The lecture, supported by the Dr. S. T. Lee Fund for Historical Studies, was part of a workshop called “Matter for Debate: Relics and Related Devotional Objects,” organized by the Institute’s School of Historical Studies. The intent of the workshop, organizers said, is to “provide invited scholars the opportunity to participate in a fundamental exploration of what have been traditionally called ‘relics’ in a range of religious and cultural traditions from many different places and historical periods.” The program is supported by the Fritz Thyssen Stiftung, a German-based foundation that encourages research at universities and institutions.
“Absolutely Tiny”
Noting that there is no scriptural foundation for collecting relics, Ms. Smith observed that “few Christians today would share faith in a pebble.” In Medieval times, however, relics were collected in “huge quantities” and invested with powers highly disproportionate to their size. The “absolutely tiny” objects found in reliquaries came “from holy shrines all over Christiandom,” according to Ms. Smith. Speaking to a standing room-only crowd, she described how the easily-transportable small objects “travelled far and wide” and “across generations.” They were valued because of their place of origin.
Describing them as “stunning works of art,” Ms. Smith showed images of reliquaries like a seventh- to eighth-century example from the Schnütgen Museum in Cologne. The box, made of panels of carved bone, contains neatly wrapped relics that include a piece of the “true cross” and a scrap of St. Stephen’s tunic. Although the creation of reliquaries was informed by a Western European perspective, Ms. Smith said, the objects were largely either Jerusalem-centered or reflected “respect for Rome.”
Although relics were “carried around, held seen, and even kissed,” the reliquaries that held them were usually “not designed to be seen on a daily basis,” said Ms. Smith. Indeed, some of them were cemented into spaces in churches, providing “a potent but invisible presence.” Although the items in another reliquary she described were not so easily identified and probably incorporated items from pre-existing reliquaries, they had “travelled a long way.” Although concealed, Ms. Smith observed, they were “no less important or potent for that”; these “paltry materials” were “super-charged with meaning.”
Past and Future
Ms. Smith referred to reliquaries as “place and narrative in a box” that helped people in the Middle Ages “make sense of Bible stories.” By including pilgrims’ souvenirs from trips to the Holy Land, they referred both backwards, to past history, as well as forwards, by anticipating “the end-time and promise of redemption.”
Ms. Smith is the author of numerous articles and books, including the upcoming Christianity in Fragments, to be published by Yale University Press. In addition to her year as the George William Cottrell, Jr. Member at the Institute, she has been awarded fellowships by the Netherlands Institute of Advanced Study and the Shelby Cullom Davis Center for Historical Studies at Princeton University, among others.

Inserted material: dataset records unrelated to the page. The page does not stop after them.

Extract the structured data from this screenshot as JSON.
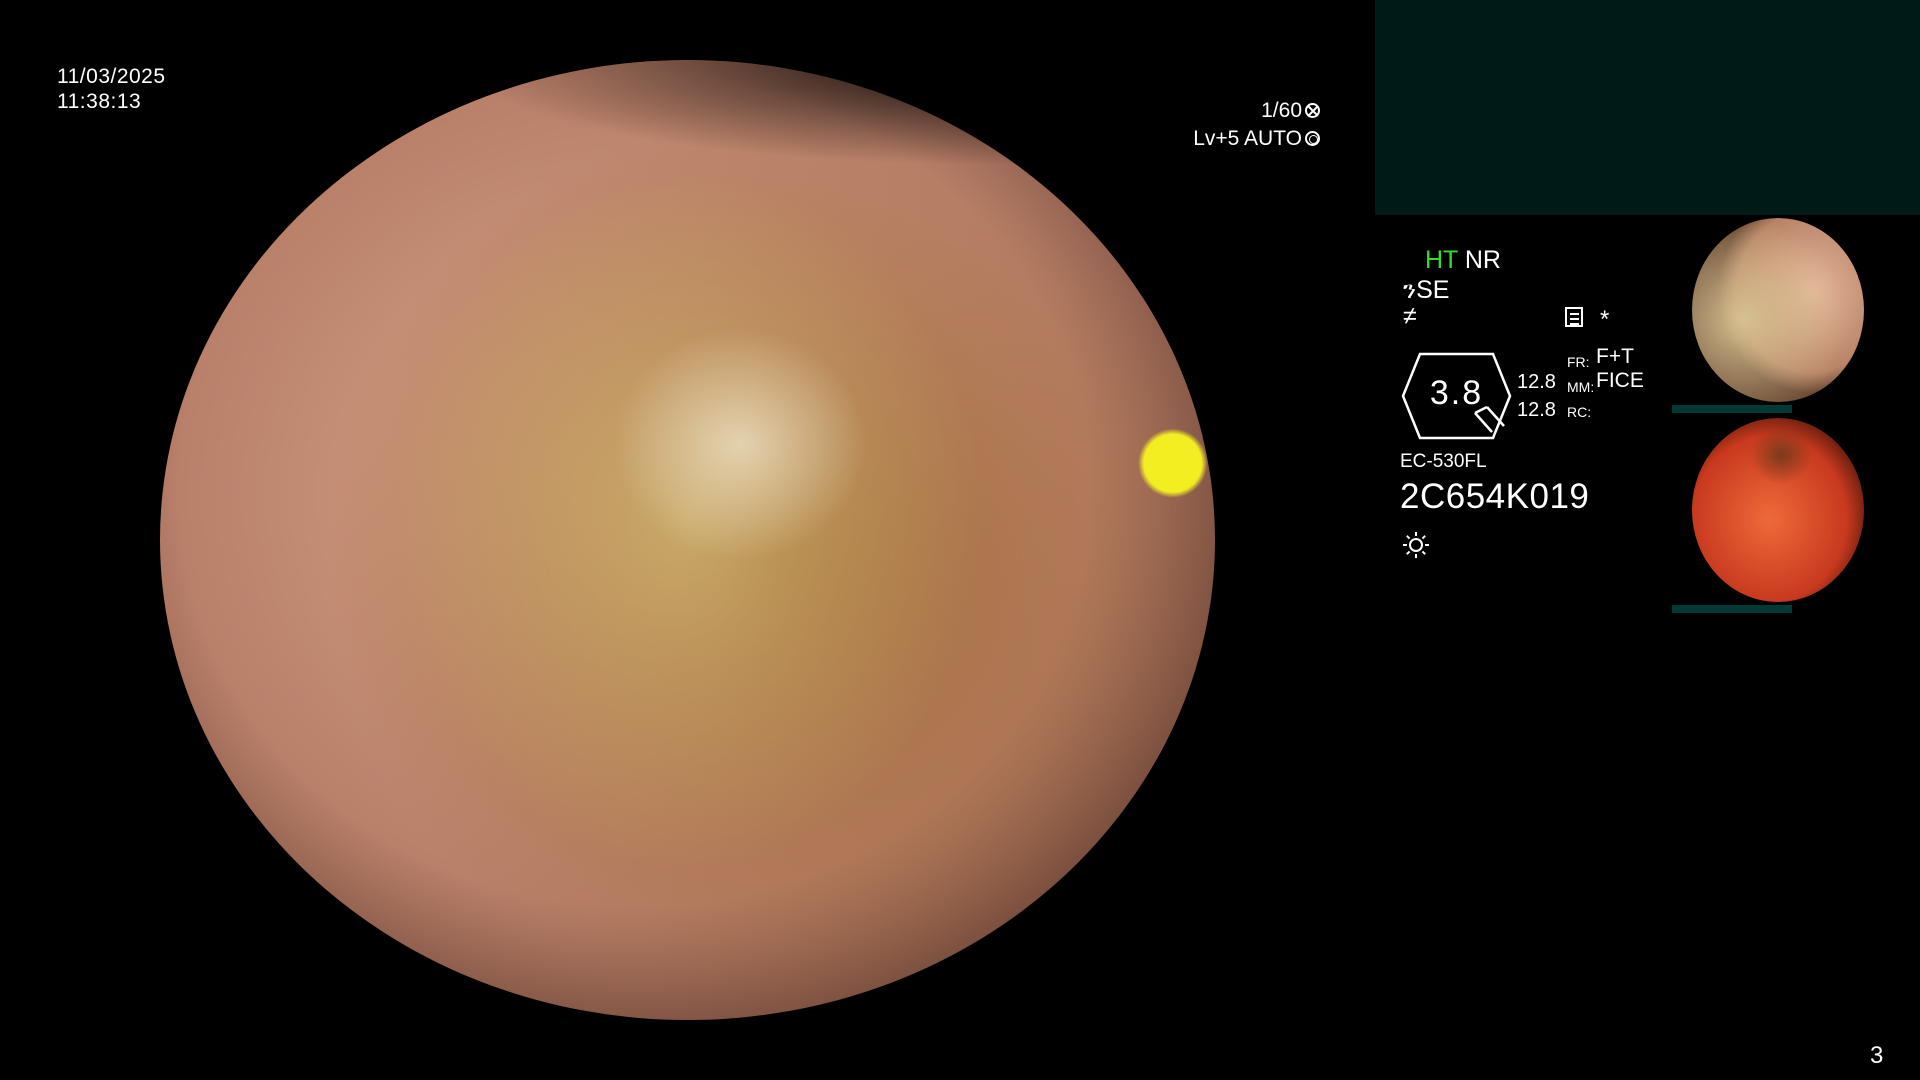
{
  "overlay": {
    "date": "11/03/2025",
    "time": "11:38:13",
    "shutter": "1/60",
    "shutter_icon": "shutter-icon",
    "level": "Lv+5 AUTO",
    "level_icon": "iris-icon"
  },
  "side_panel": {
    "ht_label": "HT",
    "nr_label": "NR",
    "se_label": "SE",
    "se_icon": "structure-enhance-icon",
    "f_icon": "color-f-icon",
    "memo_icon": "memo-icon",
    "star": "*",
    "zoom_value": "3.8",
    "num1": "12.8",
    "num2": "12.8",
    "fr_label": "FR:",
    "fr_value": "F+T",
    "mm_label": "MM:",
    "mm_value": "FICE",
    "rc_label": "RC:",
    "model": "EC-530FL",
    "serial": "2C654K019",
    "light_icon": "sun-icon"
  },
  "thumbnails": [
    {
      "name": "thumbnail-1"
    },
    {
      "name": "thumbnail-2"
    }
  ],
  "page_number": "3",
  "colors": {
    "ht_green": "#33dd33",
    "top_panel": "#001a18"
  }
}
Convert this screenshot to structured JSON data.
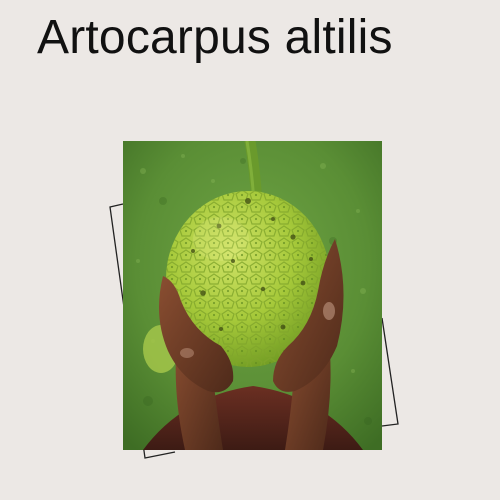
{
  "title": "Artocarpus altilis",
  "photo": {
    "subject": "breadfruit-held-in-hands",
    "colors": {
      "background": "#ece8e5",
      "grass": "#5e9338",
      "fruit": "#a9cc3c",
      "skin": "#6b3a25"
    }
  }
}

“I am currently working on projects which address the centrality of saints’ cults in Medieval life from two convergent perspectives,” reports Ms. Smith, who is a member of the Glasgow Centre for Medieval and Renaissance Studies and the Centre for Gender History, in her website. One of her projects, Roman Martyrs in the Medieval Imagination, “is grounded in the premise that gender and sanctity were complementary, but fundamentally different ways of organizing, expressing and debating power relations.” The other, Christianity in Fragments, “locates relics at the intersection of material culture and the cultural history of medieval Christianity and thereby substitutes objects for texts as the main field of enquiry.”
As she concluded her talk, Ms. Smith likened reliquaries to the “cross-section of an ancient tree,” observing that Christianity is a “religion of objects as much as ideas for both religious and non-religious people” with “ancient practices replayed over time in changing contexts.”